Companies are enhancing their employee stock purchase plans after pulling back following the 2008 market meltdown, according to Fidelity Investments, which administers about 250 plans nationwide.
More than half of the companies Fidelity surveyed plan to sweeten the deal for employee purchasers in the next year by either increasing the discount rate or adding a look-back period. Generally, the employee discount is somewhere between 5 percent and the IRS-approved maximum of 15 percent. A look-back period -- usually a year -- lets an employee choose to purchase the stock at its lowest price in that designated time period. Many companies offer one or the other.
In general, participants purchase the stock by payroll deduction -- money on which they've already paid taxes. When they sell the stock, any profits are taxed at either the long-term or the short-term capital gains rate -- depending on how long the employee has held the stock. There are usually no restrictions on when an employee can sell -- unless the Securities and Exchange Commission considers the employee an "insider." Most employees aren't in that category.
Participating in an employee stock purchase plan can be a very good retirement planning tool.

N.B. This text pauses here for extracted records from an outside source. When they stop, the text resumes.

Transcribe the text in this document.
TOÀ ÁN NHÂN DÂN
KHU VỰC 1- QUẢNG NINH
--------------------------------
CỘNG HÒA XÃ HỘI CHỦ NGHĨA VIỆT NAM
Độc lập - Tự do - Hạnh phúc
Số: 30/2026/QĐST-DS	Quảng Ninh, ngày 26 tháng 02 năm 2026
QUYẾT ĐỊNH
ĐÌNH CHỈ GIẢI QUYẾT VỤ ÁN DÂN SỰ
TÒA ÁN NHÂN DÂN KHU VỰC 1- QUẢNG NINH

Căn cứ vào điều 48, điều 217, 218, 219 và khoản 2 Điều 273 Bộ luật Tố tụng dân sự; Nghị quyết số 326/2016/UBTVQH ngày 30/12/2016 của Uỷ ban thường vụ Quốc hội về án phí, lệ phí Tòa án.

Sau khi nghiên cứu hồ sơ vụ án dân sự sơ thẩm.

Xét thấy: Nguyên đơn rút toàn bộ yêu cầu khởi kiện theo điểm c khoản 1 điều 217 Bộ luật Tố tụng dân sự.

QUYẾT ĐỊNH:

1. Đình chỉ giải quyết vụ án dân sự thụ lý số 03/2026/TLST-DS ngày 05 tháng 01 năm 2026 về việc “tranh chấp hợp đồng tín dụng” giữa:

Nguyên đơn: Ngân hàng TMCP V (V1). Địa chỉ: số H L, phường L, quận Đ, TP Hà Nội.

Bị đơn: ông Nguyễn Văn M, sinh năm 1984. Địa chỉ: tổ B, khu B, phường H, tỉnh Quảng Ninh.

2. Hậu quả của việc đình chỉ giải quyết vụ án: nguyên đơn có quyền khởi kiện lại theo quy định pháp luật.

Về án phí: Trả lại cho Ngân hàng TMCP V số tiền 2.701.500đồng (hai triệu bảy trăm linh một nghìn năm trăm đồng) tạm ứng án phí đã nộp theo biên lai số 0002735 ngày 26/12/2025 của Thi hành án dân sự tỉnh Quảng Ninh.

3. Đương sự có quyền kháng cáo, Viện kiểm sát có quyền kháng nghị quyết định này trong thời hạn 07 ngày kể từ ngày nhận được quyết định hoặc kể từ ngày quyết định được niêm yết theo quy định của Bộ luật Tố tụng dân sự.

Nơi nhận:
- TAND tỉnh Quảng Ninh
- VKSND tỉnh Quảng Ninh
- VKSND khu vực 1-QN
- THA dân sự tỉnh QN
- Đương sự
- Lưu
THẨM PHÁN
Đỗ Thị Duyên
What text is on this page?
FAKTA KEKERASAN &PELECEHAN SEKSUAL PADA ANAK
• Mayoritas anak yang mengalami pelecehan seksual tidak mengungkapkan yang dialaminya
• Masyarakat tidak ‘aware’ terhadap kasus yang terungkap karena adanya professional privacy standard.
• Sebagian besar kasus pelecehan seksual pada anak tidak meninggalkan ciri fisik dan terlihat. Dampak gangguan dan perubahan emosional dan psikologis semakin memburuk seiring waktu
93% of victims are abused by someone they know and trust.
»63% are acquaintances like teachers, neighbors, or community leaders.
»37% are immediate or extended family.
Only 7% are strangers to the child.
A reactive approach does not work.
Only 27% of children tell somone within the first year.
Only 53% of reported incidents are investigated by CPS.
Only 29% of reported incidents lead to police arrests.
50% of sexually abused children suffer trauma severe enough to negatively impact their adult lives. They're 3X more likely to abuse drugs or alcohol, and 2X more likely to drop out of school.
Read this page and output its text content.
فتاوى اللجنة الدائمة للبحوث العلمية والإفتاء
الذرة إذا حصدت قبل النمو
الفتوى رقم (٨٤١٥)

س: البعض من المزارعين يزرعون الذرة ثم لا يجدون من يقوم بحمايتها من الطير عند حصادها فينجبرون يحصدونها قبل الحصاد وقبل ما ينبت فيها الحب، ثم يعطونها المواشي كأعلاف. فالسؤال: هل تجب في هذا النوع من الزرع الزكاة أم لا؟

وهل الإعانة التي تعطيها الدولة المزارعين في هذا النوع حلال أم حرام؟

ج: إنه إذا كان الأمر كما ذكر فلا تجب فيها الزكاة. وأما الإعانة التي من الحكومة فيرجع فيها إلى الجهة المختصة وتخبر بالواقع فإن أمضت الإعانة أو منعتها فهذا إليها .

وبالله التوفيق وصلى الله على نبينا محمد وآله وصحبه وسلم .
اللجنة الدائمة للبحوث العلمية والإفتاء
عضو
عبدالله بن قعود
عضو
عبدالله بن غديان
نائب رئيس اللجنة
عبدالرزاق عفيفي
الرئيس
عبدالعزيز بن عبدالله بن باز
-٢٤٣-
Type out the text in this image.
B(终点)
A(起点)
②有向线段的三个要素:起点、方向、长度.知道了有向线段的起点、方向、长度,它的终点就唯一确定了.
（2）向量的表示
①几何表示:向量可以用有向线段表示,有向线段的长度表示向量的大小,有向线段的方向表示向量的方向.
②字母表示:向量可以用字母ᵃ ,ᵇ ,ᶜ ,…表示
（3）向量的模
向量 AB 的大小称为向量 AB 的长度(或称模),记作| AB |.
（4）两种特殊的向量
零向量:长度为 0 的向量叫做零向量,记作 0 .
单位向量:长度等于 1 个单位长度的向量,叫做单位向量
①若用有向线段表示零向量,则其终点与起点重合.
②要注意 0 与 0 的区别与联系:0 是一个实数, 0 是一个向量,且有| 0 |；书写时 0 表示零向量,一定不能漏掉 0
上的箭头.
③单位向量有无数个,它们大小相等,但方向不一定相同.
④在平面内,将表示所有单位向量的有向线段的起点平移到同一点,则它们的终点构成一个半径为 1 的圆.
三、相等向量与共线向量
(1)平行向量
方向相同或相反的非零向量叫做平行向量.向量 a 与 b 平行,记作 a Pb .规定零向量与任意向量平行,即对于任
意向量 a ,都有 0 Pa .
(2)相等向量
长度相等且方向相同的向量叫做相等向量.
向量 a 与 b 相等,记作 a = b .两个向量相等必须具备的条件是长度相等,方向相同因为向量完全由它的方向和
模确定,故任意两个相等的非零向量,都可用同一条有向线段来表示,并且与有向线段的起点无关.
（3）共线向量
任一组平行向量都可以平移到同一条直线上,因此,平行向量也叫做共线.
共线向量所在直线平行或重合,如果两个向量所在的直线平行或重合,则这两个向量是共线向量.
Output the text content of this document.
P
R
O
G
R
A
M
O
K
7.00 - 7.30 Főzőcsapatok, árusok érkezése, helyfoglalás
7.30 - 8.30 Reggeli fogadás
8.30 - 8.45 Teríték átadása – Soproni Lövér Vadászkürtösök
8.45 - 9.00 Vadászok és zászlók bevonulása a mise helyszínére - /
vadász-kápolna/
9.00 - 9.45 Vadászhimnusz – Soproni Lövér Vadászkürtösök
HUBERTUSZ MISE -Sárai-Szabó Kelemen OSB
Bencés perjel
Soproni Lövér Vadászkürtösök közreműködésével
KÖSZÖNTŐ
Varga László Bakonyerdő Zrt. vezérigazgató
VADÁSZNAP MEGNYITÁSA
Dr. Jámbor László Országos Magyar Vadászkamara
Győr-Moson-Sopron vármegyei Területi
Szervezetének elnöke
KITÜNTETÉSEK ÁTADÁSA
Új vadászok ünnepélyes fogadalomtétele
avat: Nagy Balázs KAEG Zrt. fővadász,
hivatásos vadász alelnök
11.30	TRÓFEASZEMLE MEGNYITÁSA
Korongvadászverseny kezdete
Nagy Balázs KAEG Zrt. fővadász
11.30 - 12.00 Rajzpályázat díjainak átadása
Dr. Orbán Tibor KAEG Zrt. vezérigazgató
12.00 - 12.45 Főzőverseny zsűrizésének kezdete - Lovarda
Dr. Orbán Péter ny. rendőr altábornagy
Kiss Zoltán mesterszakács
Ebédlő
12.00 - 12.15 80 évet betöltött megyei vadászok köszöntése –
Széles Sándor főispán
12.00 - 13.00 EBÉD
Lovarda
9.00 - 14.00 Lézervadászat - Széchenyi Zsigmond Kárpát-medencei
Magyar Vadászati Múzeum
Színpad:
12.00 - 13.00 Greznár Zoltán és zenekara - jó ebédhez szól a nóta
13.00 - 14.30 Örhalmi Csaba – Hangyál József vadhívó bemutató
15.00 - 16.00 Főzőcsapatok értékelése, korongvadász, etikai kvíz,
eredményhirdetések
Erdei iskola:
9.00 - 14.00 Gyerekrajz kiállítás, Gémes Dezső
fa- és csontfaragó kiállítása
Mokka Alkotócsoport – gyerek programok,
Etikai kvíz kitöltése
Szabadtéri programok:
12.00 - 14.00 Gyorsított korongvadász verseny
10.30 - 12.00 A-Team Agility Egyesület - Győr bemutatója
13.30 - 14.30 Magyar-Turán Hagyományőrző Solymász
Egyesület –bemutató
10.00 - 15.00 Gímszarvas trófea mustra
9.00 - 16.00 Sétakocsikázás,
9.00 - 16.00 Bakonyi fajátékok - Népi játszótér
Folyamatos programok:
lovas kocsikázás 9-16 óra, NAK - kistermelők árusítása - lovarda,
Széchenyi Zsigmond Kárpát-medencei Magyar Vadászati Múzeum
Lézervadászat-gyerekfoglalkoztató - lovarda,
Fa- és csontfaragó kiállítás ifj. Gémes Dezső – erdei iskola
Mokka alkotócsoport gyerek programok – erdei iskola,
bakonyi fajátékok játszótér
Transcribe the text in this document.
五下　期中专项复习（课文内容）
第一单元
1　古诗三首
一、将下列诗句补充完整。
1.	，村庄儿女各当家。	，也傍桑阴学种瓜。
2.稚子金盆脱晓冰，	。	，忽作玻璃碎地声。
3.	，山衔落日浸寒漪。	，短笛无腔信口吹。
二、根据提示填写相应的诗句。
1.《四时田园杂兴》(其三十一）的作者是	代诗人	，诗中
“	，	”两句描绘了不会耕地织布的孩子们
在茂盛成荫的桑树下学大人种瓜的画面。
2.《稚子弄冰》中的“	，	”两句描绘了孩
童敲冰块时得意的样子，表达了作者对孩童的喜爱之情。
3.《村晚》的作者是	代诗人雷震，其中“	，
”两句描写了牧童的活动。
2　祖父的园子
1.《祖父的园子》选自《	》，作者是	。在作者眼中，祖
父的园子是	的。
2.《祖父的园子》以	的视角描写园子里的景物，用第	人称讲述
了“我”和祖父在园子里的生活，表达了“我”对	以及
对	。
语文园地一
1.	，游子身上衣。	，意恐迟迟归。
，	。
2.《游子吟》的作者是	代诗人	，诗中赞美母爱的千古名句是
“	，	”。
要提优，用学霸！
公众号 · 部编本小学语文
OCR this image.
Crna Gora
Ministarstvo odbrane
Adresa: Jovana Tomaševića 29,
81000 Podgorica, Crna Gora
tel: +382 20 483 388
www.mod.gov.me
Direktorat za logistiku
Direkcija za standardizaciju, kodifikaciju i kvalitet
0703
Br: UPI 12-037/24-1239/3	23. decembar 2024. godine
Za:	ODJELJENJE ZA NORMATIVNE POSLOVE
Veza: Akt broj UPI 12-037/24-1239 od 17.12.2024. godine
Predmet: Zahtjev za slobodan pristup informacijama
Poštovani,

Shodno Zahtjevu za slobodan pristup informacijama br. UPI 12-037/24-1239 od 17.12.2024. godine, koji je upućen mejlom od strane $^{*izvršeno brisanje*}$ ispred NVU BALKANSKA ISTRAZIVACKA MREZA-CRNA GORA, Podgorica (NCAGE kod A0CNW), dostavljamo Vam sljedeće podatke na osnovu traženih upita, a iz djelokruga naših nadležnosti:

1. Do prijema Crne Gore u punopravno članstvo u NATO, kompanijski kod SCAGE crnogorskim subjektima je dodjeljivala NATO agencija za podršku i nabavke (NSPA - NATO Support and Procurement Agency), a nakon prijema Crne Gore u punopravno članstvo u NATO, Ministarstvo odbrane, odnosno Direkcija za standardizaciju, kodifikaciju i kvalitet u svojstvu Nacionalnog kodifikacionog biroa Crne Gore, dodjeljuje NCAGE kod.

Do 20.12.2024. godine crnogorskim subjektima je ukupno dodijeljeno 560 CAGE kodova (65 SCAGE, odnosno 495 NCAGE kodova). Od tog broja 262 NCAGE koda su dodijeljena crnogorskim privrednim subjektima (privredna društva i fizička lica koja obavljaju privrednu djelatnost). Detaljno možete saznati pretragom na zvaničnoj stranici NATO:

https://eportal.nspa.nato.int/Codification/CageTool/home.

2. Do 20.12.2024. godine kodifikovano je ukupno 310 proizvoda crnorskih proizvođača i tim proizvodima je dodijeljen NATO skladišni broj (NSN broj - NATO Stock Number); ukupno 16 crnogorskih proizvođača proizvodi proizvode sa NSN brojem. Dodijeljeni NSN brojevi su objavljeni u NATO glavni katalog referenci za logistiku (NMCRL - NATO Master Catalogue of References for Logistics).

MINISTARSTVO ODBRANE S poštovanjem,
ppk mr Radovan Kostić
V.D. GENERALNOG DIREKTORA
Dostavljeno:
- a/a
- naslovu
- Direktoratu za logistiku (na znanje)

For example, in its recent annual report, Fairfax Financial, an insurance company, reported that an employee earning about $40,000 annually who had participated fully in its employee stock purchase plan since the company was founded 27 years ago would have accumulated 3,068 shares of stock worth $1.1 million at the end of 2012. Not a bad deal.
Of course, every stock purchase plan doesn't have such positive results. Joan Bloom, senior vice president in Fidelity's stock plan services group, suggests that employees who participate in stock purchase plans sell some of it over time to balance and diversify their holdings. Owning too much company stock can put you in a terrible position if the company does poorly. You could lose both your job and watch your stock and your retirement fund become worthless.
But overall, Bloom thinks the option to participate in an employee stock purchase plan is a plus. "It is a great benefit, and people should be seriously considering participating if a plan is offered," she says.